En entrant dans l’immeuble qui abritait le studio de créations de la Maison Bouquet – L’entreprise de Marie-Sophie - , un réceptionniste en costume-cravate et avec les cheveux gominés les accueillit chaleureusement. L’homme les fit patienter dans une petite salle d’attente où il leur apporta quelques instants plus tard un service à café accompagné de petites pâtisseries. Maria en profita pour lire rapidement un journal qui traînait. Au bout d’une heure d’attente, Marie-Sophie arriva dans la salle d’attente, puis leur fit visiter les ateliers où des modèles essayaient certaines pièces. Des employés étaient en train de dessiner des robes, des chemises et même des chaussures. Ils purent même toucher certains rouleaux de tissus pour voir à quel point c’était de la qualité. La mission séduction de Marie-Sophie était accomplie ! Lorsqu’ils furent dans son bureau, elle leur présenta un livre avec des croquis de vêtements, de costumes de scène et des échantillons de tissus. Après une explication de chacune de ces tenues, elle dit.

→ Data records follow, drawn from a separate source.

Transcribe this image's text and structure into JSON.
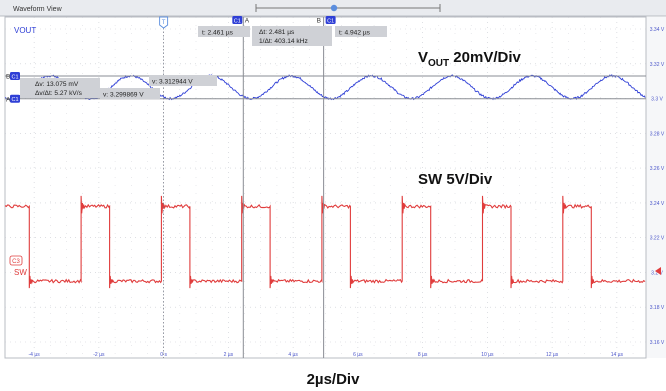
{
  "window": {
    "title": "Waveform View",
    "colors": {
      "titlebar": "#e9ebef",
      "plot_bg": "#ffffff",
      "grid": "#c9ccd2",
      "vout": "#2f3fd6",
      "sw": "#e03c3c",
      "cursor_badge": "#2f3fd6",
      "readout_bg": "#cfd1d6"
    }
  },
  "labels": {
    "vout_channel": "VOUT",
    "sw_channel": "SW",
    "vout_scale_main": "V",
    "vout_scale_sub": "OUT",
    "vout_scale_rest": " 20mV/Div",
    "sw_scale": "SW 5V/Div",
    "timebase": "2µs/Div",
    "cursor_a": "A",
    "cursor_b": "B",
    "cursor_badge": "C1",
    "sw_badge": "C3",
    "trigger_marker": "T"
  },
  "readouts": {
    "t_a": "t: 2.461 µs",
    "dt": "Δt: 2.481 µs",
    "inv_dt": "1/Δt: 403.14 kHz",
    "t_b": "t: 4.942 µs",
    "dv": "Δv: 13.075 mV",
    "dv_dt": "Δv/Δt: 5.27 kV/s",
    "v_b": "v: 3.312944 V",
    "v_a": "v: 3.299869 V"
  },
  "chart_data": [
    {
      "type": "line",
      "title": "",
      "xlabel": "2µs/Div",
      "ylabel": "",
      "x_tick_labels": [
        "-4 µs",
        "-2 µs",
        "0 s",
        "2 µs",
        "4 µs",
        "6 µs",
        "8 µs",
        "10 µs",
        "12 µs",
        "14 µs"
      ],
      "x_ticks_us": [
        -4,
        -2,
        0,
        2,
        4,
        6,
        8,
        10,
        12,
        14
      ],
      "xlim_us": [
        -4.9,
        14.9
      ],
      "y_tick_labels": [
        "3.34 V",
        "3.32 V",
        "3.3 V",
        "3.28 V",
        "3.26 V",
        "3.24 V",
        "3.22 V",
        "3.2 V",
        "3.18 V",
        "3.16 V"
      ],
      "ylim_v": [
        3.16,
        3.34
      ],
      "grid": true,
      "series": [
        {
          "name": "VOUT",
          "units": "V",
          "period_us": 2.48,
          "center_v": 3.3065,
          "ripple_pp_mv": 13.075,
          "x_us": [
            -4.9,
            -4.12,
            -2.88,
            -1.64,
            -0.4,
            0.84,
            2.08,
            3.32,
            4.56,
            5.8,
            7.04,
            8.28,
            9.52,
            10.76,
            12.0,
            13.24,
            14.48,
            14.9
          ],
          "y_v": [
            3.3045,
            3.3065,
            3.3129,
            3.3065,
            3.2999,
            3.3065,
            3.3129,
            3.3065,
            3.2999,
            3.3065,
            3.3129,
            3.3065,
            3.2999,
            3.3065,
            3.3129,
            3.3065,
            3.2999,
            3.3015
          ]
        },
        {
          "name": "SW",
          "units": "V",
          "scale": "5V/Div",
          "high_v": 3.238,
          "low_v": 3.195,
          "period_us": 2.48,
          "rise_times_us": [
            -2.55,
            -0.07,
            2.41,
            4.89,
            7.37,
            9.85,
            12.33
          ],
          "fall_times_us": [
            -4.15,
            -1.67,
            0.81,
            3.29,
            5.77,
            8.25,
            10.73,
            13.21
          ],
          "initial_level": "high"
        }
      ],
      "cursors": {
        "a_time_us": 2.461,
        "b_time_us": 4.942,
        "a_voltage_v": 3.299869,
        "b_voltage_v": 3.312944
      }
    }
  ]
}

- Mon mari veut que vous ayez une identité unique sur scène, il veut que vous soyez facilement identifiables. Vous savez, Jürgen est un homme qui adore le spectacle, même s’il ne le montre pas. Vos concerts sont un succès, mais en vous réinventant, vous aurez certainement une meilleure presse.
- C’est qu’on a pas envie de se retrouver avec des fringues peu confortables, lâcha Willy.
- C’est plus que des « fringues », comme vous dites, que je suis en train de vous proposer ! Rétorqua l’épouse du producteur, d’un ton irrité. Vos tenues doivent être iconiques.
- Vous seriez prêtes à nous faire une tenue par concert, voir même par tournée ? Demanda Maria, pour faire diversion.
- Oui bien sûr. Tout dépendra de ce que vous auriez envie, répondit la couturière tout en faisant un regard mauvais à Willy. Mon mari m’a dit qu’il vous préparait une tournée en Europe de l’Est, c’est ça ? Vous avez de la chance, ça va finir par devenir des démocraties.
Quand ils quittèrent la Maison Bouquet, le jeune couple se décida à marcher de nuit dans les rues parisiennes. Tous les deux commencèrent à réaliser que quelque chose était en train de leur échapper.